Bandar Lampung, 6 September 2025 — Seorang warga Bandar Lampung, Endang Febriaki, resmi melaporkan dugaan malpraktik medis ke Polresta Bandar Lampung setelah mengalami komplikasi serius usai menjalani operasi di salah satu rumah sakit swasta ternama di kota tersebut.

Laporan tersebut tercatat dalam LP/B/1300/IX/SPKT/Polresta Bandar Lampung/Polda Lampung tertanggal 4 September 2025. Kuasa hukum korban, Muhammad Akbar, menyatakan bahwa tindakan yang dilakukan oleh oknum dokter berinisial BK saat operasi diduga menyebabkan cedera berat pada kliennya.
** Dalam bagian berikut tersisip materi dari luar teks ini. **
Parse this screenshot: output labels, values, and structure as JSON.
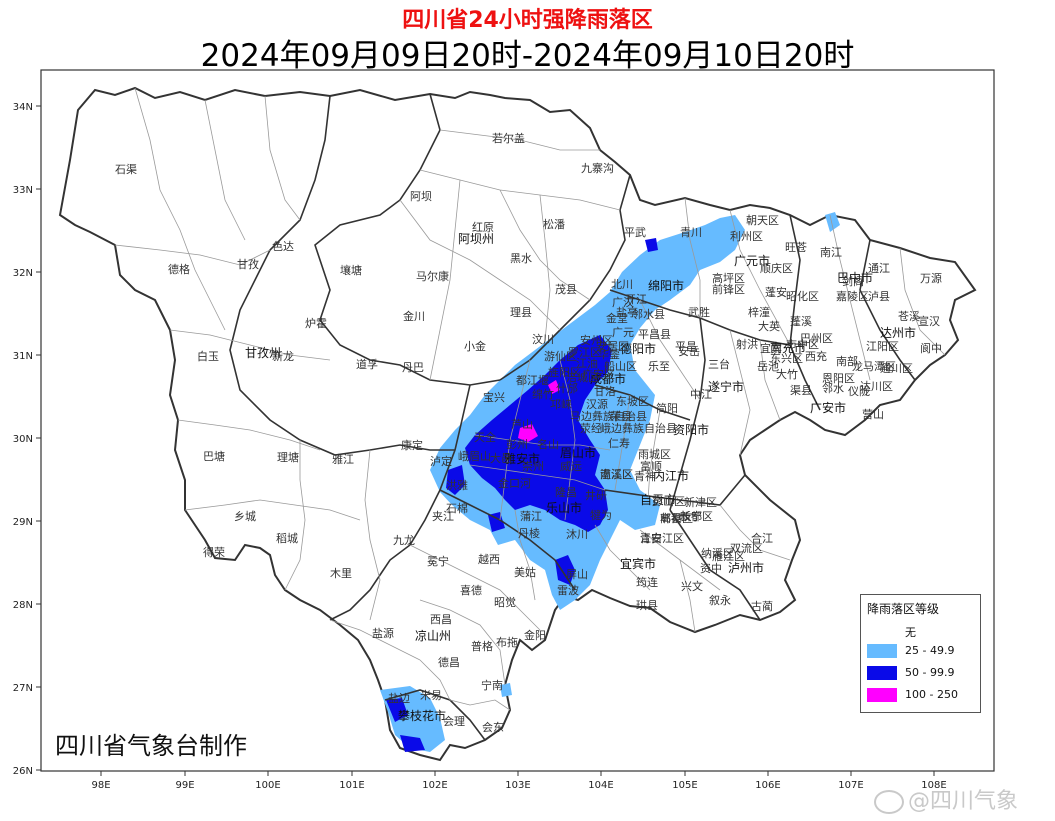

“Klien kami menjalani operasi pengangkatan miom dan rahim pada 23 Juni 2025. Namun pasca operasi, beliau mengalami gangguan saluran kemih yang berujung pada perawatan intensif dan tindakan operasi lanjutan di rumah sakit rujukan,” jelas Muhammad Akbar dalam keterangan pers, Sabtu (6/9).

Akbar mengungkapkan bahwa Endang awalnya dirawat karena demam dan setelah pemeriksaan lanjutan ditemukan adanya miom berukuran 11 cm serta batu empedu. Operasi kemudian dilakukan oleh dokter BK. Namun, usai tindakan tersebut, Endang tidak dapat buang air kecil dan mengalami pembengkakan perut yang signifikan.


“Tim medis sempat mengganti kateter dan memberi obat, namun kondisi korban tidak membaik. Karena dokter urologi di rumah sakit tersebut sedang cuti, Endang akhirnya dirujuk ke rumah sakit lain pada malam 25 Juni 2025,” tambahnya.

Di rumah sakit rujukan, kondisi pasien dinyatakan darurat. CT scan menunjukkan bahwa ginjal korban sudah terendam urine akibat dugaan putusnya saluran ureter. Tindakan operasi lanjutan dilakukan pada 28 Juni 2025 dengan pemasangan dua selang di punggung untuk mengeluarkan cairan urine.


“Alhamdulillah kondisi Endang kini membaik, namun ia harus menjalani perawatan berkala termasuk pergantian alat setiap bulan. Ini berdampak besar terhadap kualitas hidup dan kondisi psikologis korban,” ujar Akbar.

Atas kejadian ini, korban juga telah mengajukan pengaduan resmi ke Majelis Kehormatan Disiplin Kedokteran Indonesia (MKDKI) dan Majelis Kehormatan Etik Kedokteran (MKEK). Namun hingga saat ini, belum ada tanggapan dari lembaga-lembaga tersebut.

Kasatreskrim Polresta Bandar Lampung, Kompol Faria Arista, membenarkan adanya laporan tersebut.


“Benar, laporan telah kami terima dan saat ini sedang dalam proses penyelidikan lebih lanjut,” singkatnya.

Kuasa hukum korban berharap proses hukum dapat berjalan secara adil dan transparan, serta menjadi peringatan agar tidak ada lagi kasus serupa yang merugikan pasien dan keluarga.